Lost Action : Pour qui sonne le glas
Scène

Lost Action : Pour qui sonne le glas

Lost Action est une pièce inégale où Crystal Pite affirme son génie avant de le réduire par une série de maladresses.

Dans la pénombre d’un espace scénique dominé par le rouge, les sept interprètes de Lost Action effectuent des mouvements de groupe amples et coordonnés. Encapuchonnés dans des parkas qui gomment les repères de genre, hommes et femmes sont animés d’une énergie mêlée d’angoisse et de détermination. Nous sommes en temps de guerre.

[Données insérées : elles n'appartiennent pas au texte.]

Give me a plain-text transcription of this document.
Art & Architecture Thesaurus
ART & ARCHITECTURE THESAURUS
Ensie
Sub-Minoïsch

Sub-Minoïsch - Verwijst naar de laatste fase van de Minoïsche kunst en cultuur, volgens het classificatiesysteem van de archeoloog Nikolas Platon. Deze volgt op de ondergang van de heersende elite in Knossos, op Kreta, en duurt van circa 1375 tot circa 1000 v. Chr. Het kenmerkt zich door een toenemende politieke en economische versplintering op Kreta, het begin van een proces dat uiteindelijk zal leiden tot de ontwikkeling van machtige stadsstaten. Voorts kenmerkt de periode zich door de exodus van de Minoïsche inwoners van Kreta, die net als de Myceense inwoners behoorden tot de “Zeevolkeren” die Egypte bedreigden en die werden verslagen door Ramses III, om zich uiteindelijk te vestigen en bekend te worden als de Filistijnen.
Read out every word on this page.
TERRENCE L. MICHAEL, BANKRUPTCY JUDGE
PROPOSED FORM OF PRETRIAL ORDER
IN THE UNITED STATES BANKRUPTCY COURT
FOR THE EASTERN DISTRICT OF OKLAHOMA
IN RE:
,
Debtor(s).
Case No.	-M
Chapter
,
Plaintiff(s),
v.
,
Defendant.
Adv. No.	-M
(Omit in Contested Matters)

C’est ce thème, incluant les notions de disparition, de perte et de mémoire, que Crystal Pite a choisi de mettre en miroir avec le caractère éphémère du geste du danseur. Soudainement rassemblés au centre de la scène, des corps chutent et le groupe se disloque. Ici, l’astucieuse utilisation d’un stroboscope crée un effet dramatique évoquant à la fois la difficulté de faire face à l’horreur, l’opacité de la mémoire collective vis-à-vis d’un passé douloureux, et l’intensité des émotions et des effets physiologiques engendrés par la souffrance et la peur. Entre fluidité et mouvements syncopés, les corps ne cesseront d’exprimer la rupture. Par un important travail d’isolement éminemment bien intégré, ils diront le déchirement tout en clamant le besoin d’unité corporelle. Portés par les éclairages ingénieux de Jonathan Ryder et épaulés par la magnifique bande sonore d’Owen Belton, qui laisse une large place au silence, les danseurs sont exceptionnels de présence et de technicité, confinant par moments au divin. Avec ses variations de ton, de gestuelle, de dynamique et ses très efficaces répétitions, la chorégraphie est d’une intelligence et d’une sensibilité dont on se repaît avec bonheur.

Hélas, Pite brise l’enchantement en cherchant à relâcher la tension par l’introduction de principes efficaces dans certaines de ses oeuvres antérieures, comme la parole ou le discours sur son propos. Alors, la cohésion se perd, le sens se disperse et la pièce se transforme en une série de tableaux qui s’étirent en longueur.